3) Hemoglobin and serum iron and other indicators are still normal
II IDE
1) Serum ferritin <12μg/L
2) Bone marrow iron staining shows that the small bone marrow granules that can stain iron disappear and the sideroblasts are less than 15%.
3) Transferrin saturation (TS) <15%
4) FEP (free protoporphyrin)/Hb>4.5μg/gHb
5) Hemoglobin is still normal
IDA
1) Serum ferritin <12μg/L
2) Bone marrow iron staining shows that the small bone marrow granules that can stain iron disappear and the sideroblasts are less than 15%.
3) Transferrin saturation <15%
4) FEP (free protoporphyrin)/Hb>4.5μg/gHb
5) Microcytic hypochromic anemia: male Hb<120g/L, female Hb<110g/L, pregnant woman Hb<100g/L; MCV<80fl, MCH<27pg, MCHC<32%
IV etiology diagnosis
1) IDA is only a clinical manifestation. Only when the cause is clear can IDA be cured.
2) For IDA caused by gastrointestinal malignant tumors accompanied by chronic blood loss or cancer of the residual stomach after gastric cancer surgery, fecal occult blood should be checked multiple times, and gastrointestinal X-rays or endoscopy should be performed if necessary.
3) Women with menorrhagia should be checked for gynecological diseases
(2) Differential diagnosis
Differentiate from microcytic anemia
I sideroblastic anemia
1) Red blood cell iron utilization disorder anemia caused by hereditary or unknown reasons
2) Increased serum ferritin concentration, increased bone marrow hemosiderin granules, increased sideroblasts, and the appearance of ring sideroblasts
SI, TIBC, and TS all increased
3) Abnormal chromosome karyotype
II globinogenic anemia/thalassemia
1) There is a family history and hemolysis
2) A large number of target-shaped red blood cells can be seen in the blood film
3) Abnormal quantity of globin peptide chain synthesis: increased HbF and HbA2
4) Serum ferritin, bone marrow stainable iron, serum iron and iron saturation are not low and often increase
SF, SI, and TS can increase
III anemia of chronic disease
1) Abnormal iron metabolism anemia caused by chronic inflammation, infection or tumors
2) Increased iron storage (serum ferritin and bone marrow granular hemosiderin)
3) Decreased serum iron, serum iron saturation, and total iron binding capacity
SI, TS, and TIBC all decreased
IV transferrin deficiency
1) Caused by autosomal recessive inheritance (congenital) or secondary to severe liver disease or tumors (acquired)

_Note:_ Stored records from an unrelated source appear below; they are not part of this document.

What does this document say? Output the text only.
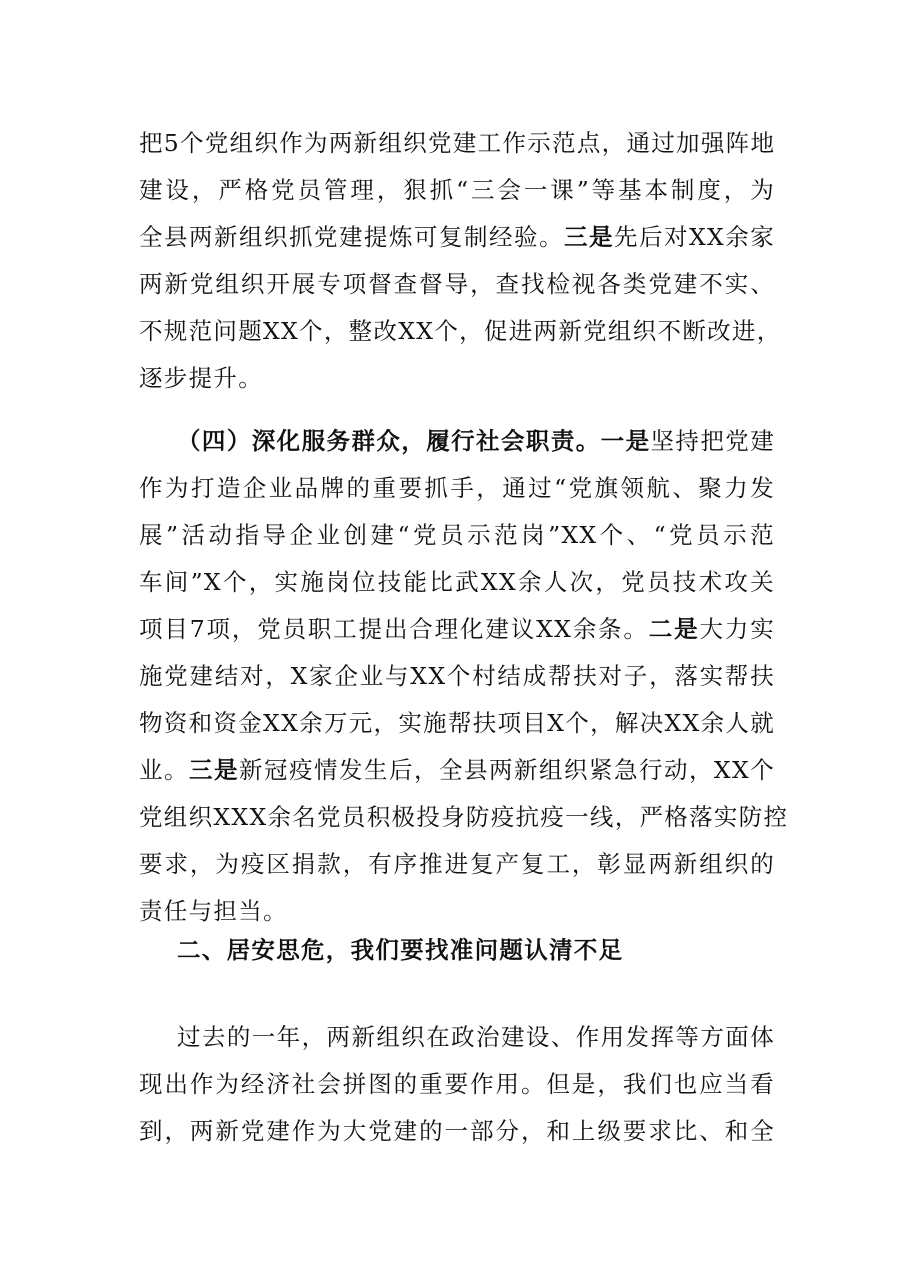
把5个党组织作为两新组织党建工作示范点，通过加强阵地
建设，严格党员管理，狠抓“三会一课”等基本制度，为
全县两新组织抓党建提炼可复制经验。三是先后对XX余家
两新党组织开展专项督查督导，查找检视各类党建不实、
不规范问题XX个，整改XX个，促进两新党组织不断改进，
逐步提升。
（四）深化服务群众，履行社会职责。一是坚持把党建
作为打造企业品牌的重要抓手，通过“党旗领航、聚力发
展”活动指导企业创建“党员示范岗”XX个、“党员示范
车间”X个，实施岗位技能比武XX余人次，党员技术攻关
项目7项，党员职工提出合理化建议XX余条。二是大力实
施党建结对，X家企业与XX个村结成帮扶对子，落实帮扶
物资和资金XX余万元，实施帮扶项目X个，解决XX余人就
业。三是新冠疫情发生后，全县两新组织紧急行动，XX个
党组织XXX余名党员积极投身防疫抗疫一线，严格落实防控
要求，为疫区捐款，有序推进复产复工，彰显两新组织的
责任与担当。
二、居安思危，我们要找准问题认清不足
过去的一年，两新组织在政治建设、作用发挥等方面体
现出作为经济社会拼图的重要作用。但是，我们也应当看
到，两新党建作为大党建的一部分，和上级要求比、和全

2) Manifested as microcytic hypochromic anemia
3) Serum iron, total iron binding capacity, serum ferritin and bone marrow hemosiderin were all significantly reduced.
SI, TIBC, and SF all decreased
【treat】
Treatment principles: eradicate the cause and replenish iron stores
(1) General treatment
1) Encourage to eat more iron-rich foods or iron-fortified foods with higher absorption rates such as meat
2) Infants and young children should add complementary foods in time
3) Women during menstruation, especially during pregnancy, may consider preventive iron supplementation
4) Identify the cause and treat the primary disease
(2) Drug treatment
I Oral Iron
Safe and convenient, it is the preferred method
1) Classification
Inorganic iron: ferrous sulfate
Organic iron: iron dextran
2) Taking it after meals has little gastrointestinal reaction and is easy to tolerate
3) Eating cereals, milk, tea, etc. will inhibit the absorption of iron; fish, meat, and vitamin C can enhance the absorption of iron.
II Iron injection (intramuscular injection)
1) Iron dextran is the most commonly used injectable iron
(3) Judgment of therapeutic effect
1) The effective performance of oral iron medication is firstly an increase in reticulocytes (Ret) in peripheral blood, with the peak occurring 5 to 10 days after starting to take the medication.
2) Ret concentration increases after 2 weeks and usually returns to normal in about 2 months
3) Iron therapy should be continued for at least 4 to 6 months after hemoglobin returns to normal, and should be discontinued when ferritin returns to normal.